I think the new Vipers are more robust than the new quarks, specifically there are durability issues with the upper grip rest on the new quarks.
Buying second hand has advantages that the axes are more likely to retain value than buying new in case you don't really get in to winter climbing.
I started winter climbing last year on borrowed axes and purchased a set of Grivel Matrix Light from Go Outdoors for £160 recently. They still have them at £90 each and I'm sure you could find a 10% off flyer somewhere.
They're similar to the DMM Fly, so ideal for up to at least grade V I reckon. Not as technical as Vipers or Quarks, but would be better for use when walking/traversing.
In reply to Hat Dude: I disagree - If the OP wants to climb ice not just grade 1 gullies. I don't see the point in buying a DMM Raptor to just need more axes yet again in a year or so. Personally I wouldn't buy a walking or Alpine axe unless either I intended to go to the Alps in summer OR I was intending to do a lot of winter walking.
When I started out I went straight for quarks, didn't buy any more axes for many years, never regretted it!
Personally I would advise the OP only buy axes with geometry similar to the grivel matrix light or DMM fly second hand, as he will probably want to sell them in a few years anyway and upgrade to something better suited to leashless climbing.

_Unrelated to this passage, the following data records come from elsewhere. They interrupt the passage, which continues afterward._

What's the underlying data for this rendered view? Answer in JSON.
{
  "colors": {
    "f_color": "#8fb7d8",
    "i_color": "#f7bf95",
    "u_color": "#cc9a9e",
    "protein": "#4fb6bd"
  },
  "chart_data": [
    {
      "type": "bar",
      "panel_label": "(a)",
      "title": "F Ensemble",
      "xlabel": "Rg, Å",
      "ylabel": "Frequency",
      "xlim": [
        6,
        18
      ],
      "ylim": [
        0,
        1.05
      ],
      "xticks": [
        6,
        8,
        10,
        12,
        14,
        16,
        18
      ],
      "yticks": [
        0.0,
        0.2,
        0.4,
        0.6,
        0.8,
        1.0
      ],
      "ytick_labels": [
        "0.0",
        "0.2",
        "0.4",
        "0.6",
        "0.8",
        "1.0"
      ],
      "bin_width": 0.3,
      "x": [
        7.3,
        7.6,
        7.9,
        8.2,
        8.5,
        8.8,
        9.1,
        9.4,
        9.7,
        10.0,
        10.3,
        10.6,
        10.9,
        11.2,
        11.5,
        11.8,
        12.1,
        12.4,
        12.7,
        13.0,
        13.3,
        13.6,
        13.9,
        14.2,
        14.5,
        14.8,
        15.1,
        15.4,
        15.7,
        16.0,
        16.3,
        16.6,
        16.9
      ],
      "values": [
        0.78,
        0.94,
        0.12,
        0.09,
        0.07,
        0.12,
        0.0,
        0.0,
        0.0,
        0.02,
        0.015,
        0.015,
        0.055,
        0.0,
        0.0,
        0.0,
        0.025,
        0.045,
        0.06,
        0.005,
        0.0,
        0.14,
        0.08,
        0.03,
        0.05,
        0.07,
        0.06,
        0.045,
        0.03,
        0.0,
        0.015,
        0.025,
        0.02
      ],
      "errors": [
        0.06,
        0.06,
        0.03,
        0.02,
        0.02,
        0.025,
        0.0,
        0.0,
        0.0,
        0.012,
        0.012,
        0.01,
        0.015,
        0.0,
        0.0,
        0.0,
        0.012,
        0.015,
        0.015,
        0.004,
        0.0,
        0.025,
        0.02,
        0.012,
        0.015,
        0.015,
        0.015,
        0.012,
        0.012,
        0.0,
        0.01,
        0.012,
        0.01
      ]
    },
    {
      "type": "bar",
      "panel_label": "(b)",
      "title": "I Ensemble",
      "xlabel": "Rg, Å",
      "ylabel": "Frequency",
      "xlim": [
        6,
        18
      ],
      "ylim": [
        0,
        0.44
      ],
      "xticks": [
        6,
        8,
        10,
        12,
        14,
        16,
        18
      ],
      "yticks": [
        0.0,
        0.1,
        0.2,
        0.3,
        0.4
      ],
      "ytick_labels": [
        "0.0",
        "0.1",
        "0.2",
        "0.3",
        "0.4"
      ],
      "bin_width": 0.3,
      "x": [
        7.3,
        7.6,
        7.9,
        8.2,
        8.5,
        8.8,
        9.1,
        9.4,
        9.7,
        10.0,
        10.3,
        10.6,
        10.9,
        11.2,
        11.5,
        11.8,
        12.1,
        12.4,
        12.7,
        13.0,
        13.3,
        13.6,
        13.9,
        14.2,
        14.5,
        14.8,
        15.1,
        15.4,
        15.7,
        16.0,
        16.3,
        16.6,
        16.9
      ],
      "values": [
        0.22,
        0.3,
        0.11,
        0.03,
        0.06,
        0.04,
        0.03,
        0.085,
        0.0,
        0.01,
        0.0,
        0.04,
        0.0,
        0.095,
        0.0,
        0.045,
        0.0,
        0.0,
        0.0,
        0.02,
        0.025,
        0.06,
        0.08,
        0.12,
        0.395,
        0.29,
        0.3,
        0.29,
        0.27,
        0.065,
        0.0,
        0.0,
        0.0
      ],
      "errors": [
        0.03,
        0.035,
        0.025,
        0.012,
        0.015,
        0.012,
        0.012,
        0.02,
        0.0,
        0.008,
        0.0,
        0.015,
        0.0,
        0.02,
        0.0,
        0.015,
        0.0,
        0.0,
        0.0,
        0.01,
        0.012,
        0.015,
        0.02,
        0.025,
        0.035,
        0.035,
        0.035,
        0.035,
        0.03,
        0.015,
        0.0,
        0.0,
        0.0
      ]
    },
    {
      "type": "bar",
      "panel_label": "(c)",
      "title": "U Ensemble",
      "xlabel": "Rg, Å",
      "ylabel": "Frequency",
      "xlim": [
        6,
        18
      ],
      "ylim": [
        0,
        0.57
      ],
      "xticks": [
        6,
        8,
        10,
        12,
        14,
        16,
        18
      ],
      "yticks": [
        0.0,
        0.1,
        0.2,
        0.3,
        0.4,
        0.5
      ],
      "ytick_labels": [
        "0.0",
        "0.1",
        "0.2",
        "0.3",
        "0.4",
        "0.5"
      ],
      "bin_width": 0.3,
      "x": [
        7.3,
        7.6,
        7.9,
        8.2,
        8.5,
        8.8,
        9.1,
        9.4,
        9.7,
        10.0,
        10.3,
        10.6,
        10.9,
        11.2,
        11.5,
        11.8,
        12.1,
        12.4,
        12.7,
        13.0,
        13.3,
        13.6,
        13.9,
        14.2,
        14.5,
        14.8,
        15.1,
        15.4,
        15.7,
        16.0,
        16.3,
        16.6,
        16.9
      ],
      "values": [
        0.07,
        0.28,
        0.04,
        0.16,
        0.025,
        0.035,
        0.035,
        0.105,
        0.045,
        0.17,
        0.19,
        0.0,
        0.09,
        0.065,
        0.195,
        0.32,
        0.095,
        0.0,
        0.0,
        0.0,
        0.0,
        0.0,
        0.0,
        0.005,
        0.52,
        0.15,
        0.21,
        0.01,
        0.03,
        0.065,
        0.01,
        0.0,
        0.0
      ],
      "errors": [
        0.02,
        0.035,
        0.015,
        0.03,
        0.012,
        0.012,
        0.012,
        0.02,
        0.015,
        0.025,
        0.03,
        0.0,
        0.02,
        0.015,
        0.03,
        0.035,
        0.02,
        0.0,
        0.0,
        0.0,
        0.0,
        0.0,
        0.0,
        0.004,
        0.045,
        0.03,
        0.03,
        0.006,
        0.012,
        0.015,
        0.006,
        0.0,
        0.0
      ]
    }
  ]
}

I agree. I've got a collection of about 20 axes accumulated over the years from Stubai Aschenbrener (spelling might be off) to Terry's to Dmm Flys. But I recently bought the new Fly to replace my old ones and then realised that if I'd bought Raptors and Fly picks I would effectively have both for the price of the Fly (if you see where I'm coming from). So I think your idea gives scope for progression and Raptor is a good axe if you end up in the alps or for general mountaineering.
To be honest, I found that the more technical quarks were better at doing easier climbing, alpine stuff, walking stuff than the less technical flys, which is why i sold the flys.
However the quarks are on the expensive side, the grivel matrix lights are excellent all round axes though and probably on the cheaper side.
There is one substantial flaw that makes the DMM flys poor for easier angled routes.
In reply to jamescook: I started with matrix lights because they were cheap and have used them for 3 seasons up to grade 3 without any problems. I think it depends where you live and the activity you plan to use them for. If you live in Scotland and you will get the chance to do a lot of winter routes and progress quickly then go straight for technical tools. If you live in england and will use them more for a mix of walking and limited easy climbing in the lakes and wales then a more realistic choice like the dmm fly might be better. I love my matrix lights because they are really light and easy to place but on the flip side they lack the penetration of heavier axes.